La FCPE, depuis la rentrée 2022, observe des dérives. Des apprentis sous statut scolaire et inscrits dans un lycée ne peuvent pas bénéficier des enseignements légaux et gratuits parce qu'ils sont tenus d'être présents chez leur employeur durant le temps scolaire. La carence de formation initiale et le minimum d'expérience professionnelle acquise sous statut scolaire, s'opposent avec la promesse d'une formation initiale complète dans le pacte républicain de l'école.
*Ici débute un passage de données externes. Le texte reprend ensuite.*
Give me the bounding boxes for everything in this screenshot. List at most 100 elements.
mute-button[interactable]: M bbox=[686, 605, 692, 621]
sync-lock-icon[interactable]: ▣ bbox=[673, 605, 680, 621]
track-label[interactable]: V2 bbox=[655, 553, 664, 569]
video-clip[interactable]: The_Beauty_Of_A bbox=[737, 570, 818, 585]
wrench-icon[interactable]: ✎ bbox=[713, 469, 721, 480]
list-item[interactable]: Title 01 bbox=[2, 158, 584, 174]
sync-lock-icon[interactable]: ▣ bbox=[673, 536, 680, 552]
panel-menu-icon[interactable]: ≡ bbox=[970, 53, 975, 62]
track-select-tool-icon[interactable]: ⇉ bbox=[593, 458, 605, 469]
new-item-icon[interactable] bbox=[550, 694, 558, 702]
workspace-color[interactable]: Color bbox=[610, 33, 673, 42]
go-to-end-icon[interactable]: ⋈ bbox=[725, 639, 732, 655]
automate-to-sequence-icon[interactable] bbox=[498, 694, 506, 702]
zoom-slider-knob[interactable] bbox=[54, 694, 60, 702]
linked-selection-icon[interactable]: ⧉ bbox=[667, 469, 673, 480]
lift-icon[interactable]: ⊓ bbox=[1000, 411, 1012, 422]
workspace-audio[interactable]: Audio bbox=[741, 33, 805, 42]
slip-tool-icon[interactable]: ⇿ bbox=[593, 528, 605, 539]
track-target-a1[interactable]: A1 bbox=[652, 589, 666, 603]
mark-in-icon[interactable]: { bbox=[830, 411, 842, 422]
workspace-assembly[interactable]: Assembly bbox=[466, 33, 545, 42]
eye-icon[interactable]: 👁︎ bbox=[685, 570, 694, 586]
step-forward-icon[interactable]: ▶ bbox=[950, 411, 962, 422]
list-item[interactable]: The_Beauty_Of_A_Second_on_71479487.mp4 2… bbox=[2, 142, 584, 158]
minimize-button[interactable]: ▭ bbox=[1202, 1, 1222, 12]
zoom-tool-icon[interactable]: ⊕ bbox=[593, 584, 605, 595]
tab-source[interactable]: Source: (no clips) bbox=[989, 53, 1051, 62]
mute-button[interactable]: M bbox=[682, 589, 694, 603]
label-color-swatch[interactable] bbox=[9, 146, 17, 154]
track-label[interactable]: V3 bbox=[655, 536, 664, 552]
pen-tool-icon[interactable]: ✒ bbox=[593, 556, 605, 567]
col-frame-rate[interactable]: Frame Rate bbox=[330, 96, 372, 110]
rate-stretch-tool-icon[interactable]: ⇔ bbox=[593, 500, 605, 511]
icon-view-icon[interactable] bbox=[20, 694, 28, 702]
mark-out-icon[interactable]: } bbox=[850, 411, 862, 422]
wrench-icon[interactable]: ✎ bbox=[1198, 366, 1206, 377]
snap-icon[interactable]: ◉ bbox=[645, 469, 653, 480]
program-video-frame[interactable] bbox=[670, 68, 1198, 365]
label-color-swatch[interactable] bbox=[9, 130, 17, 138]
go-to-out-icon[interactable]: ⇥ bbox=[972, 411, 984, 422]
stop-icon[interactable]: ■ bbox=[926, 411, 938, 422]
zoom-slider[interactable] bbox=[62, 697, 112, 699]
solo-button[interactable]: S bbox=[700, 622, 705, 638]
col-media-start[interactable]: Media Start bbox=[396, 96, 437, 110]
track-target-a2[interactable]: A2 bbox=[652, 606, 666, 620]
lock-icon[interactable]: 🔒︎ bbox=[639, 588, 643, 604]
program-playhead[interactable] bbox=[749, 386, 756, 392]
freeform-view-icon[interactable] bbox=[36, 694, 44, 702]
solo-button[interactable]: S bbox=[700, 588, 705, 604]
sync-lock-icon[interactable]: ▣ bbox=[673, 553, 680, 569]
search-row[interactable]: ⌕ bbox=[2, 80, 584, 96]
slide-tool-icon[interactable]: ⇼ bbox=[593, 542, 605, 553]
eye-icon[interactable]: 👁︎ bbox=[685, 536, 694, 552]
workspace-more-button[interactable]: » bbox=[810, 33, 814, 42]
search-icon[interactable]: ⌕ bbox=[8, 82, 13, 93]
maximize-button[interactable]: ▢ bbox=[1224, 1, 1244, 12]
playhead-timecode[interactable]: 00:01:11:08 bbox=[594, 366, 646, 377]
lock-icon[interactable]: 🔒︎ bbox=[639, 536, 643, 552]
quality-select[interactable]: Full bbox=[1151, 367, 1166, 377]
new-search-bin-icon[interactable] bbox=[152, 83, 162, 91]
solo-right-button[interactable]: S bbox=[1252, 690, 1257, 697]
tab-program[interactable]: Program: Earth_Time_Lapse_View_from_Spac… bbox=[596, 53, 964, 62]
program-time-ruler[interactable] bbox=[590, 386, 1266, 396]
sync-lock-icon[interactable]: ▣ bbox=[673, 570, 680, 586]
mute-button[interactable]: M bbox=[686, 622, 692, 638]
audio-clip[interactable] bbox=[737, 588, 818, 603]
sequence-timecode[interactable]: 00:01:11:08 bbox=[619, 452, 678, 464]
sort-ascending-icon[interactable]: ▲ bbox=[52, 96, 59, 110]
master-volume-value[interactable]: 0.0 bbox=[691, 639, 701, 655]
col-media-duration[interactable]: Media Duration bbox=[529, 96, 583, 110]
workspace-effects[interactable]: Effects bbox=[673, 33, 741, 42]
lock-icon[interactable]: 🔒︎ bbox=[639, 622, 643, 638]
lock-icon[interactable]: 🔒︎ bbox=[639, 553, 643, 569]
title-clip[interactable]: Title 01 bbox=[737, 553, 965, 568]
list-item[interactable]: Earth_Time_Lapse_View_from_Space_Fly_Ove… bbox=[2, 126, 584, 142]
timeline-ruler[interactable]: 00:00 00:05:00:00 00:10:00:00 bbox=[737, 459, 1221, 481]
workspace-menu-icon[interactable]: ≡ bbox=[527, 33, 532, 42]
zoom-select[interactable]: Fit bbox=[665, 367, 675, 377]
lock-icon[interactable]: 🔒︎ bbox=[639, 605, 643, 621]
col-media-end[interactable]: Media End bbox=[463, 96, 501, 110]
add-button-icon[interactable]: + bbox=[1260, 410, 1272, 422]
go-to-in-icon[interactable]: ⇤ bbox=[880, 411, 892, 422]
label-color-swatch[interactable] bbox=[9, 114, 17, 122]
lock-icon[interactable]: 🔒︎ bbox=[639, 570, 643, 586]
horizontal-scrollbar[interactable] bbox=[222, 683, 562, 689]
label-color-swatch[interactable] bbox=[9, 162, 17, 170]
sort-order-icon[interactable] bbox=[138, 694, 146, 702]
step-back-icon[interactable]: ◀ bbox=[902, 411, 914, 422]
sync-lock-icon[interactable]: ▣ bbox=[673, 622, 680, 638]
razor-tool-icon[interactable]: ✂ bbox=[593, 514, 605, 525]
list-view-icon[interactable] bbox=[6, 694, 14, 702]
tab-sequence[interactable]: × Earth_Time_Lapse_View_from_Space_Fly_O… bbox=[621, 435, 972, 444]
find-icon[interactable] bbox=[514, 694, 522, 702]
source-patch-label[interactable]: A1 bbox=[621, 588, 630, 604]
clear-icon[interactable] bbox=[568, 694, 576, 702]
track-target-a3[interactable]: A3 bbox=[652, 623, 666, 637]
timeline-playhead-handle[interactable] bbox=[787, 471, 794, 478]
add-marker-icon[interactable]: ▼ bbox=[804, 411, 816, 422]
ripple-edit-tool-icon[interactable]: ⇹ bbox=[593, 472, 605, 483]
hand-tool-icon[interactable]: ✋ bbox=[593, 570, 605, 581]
La FCPE demande la prise en compte de cette carence majeure lorsqu'elle existe et de l'équilibrer avec l'attribution d'un fonds spécifique de formation dédié à ces jeunes adultes envers qui l’État n’a pas tenu ses promesses.

Cette réforme annonce un doublement de la période des stages alors que les difficultés dans la recherche des stages sont connues. Les périodes de stages non effectuées se comptent déjà en millions d'heures sur les trois dernières années sans que de réelles compensations soient proposées. Nous savons que l'absence de réseau personnel et d'accès à l'information communiquée par les entreprises en sont les causes principales. La FCPE demande la création d'une plateforme nationale de "bourse aux stages" intégrant toutes les propositions de stages rémunérés par les entreprises aux élèves et aux apprentis.

Les stagiaires de la voie professionnelle ne peuvent pas constituer une maind’oeuvre à moindre coût, voire payée par l’Etat, dans des métiers ou des régions en tension. L’indemnisation des stages ne doit pas être une incitation qui pousse les élèves des familles les plus modestes à l’arrêt de leur parcours scolaire. La FCPE continue de demander qu’un soutien financier soit apporté pour favoriser la poursuite d’études de tous les élèves, afin de lutter contre les assignations sociales et territoriales à l’oeuvre dans les parcours scolaires de beaucoup trop d’enfants.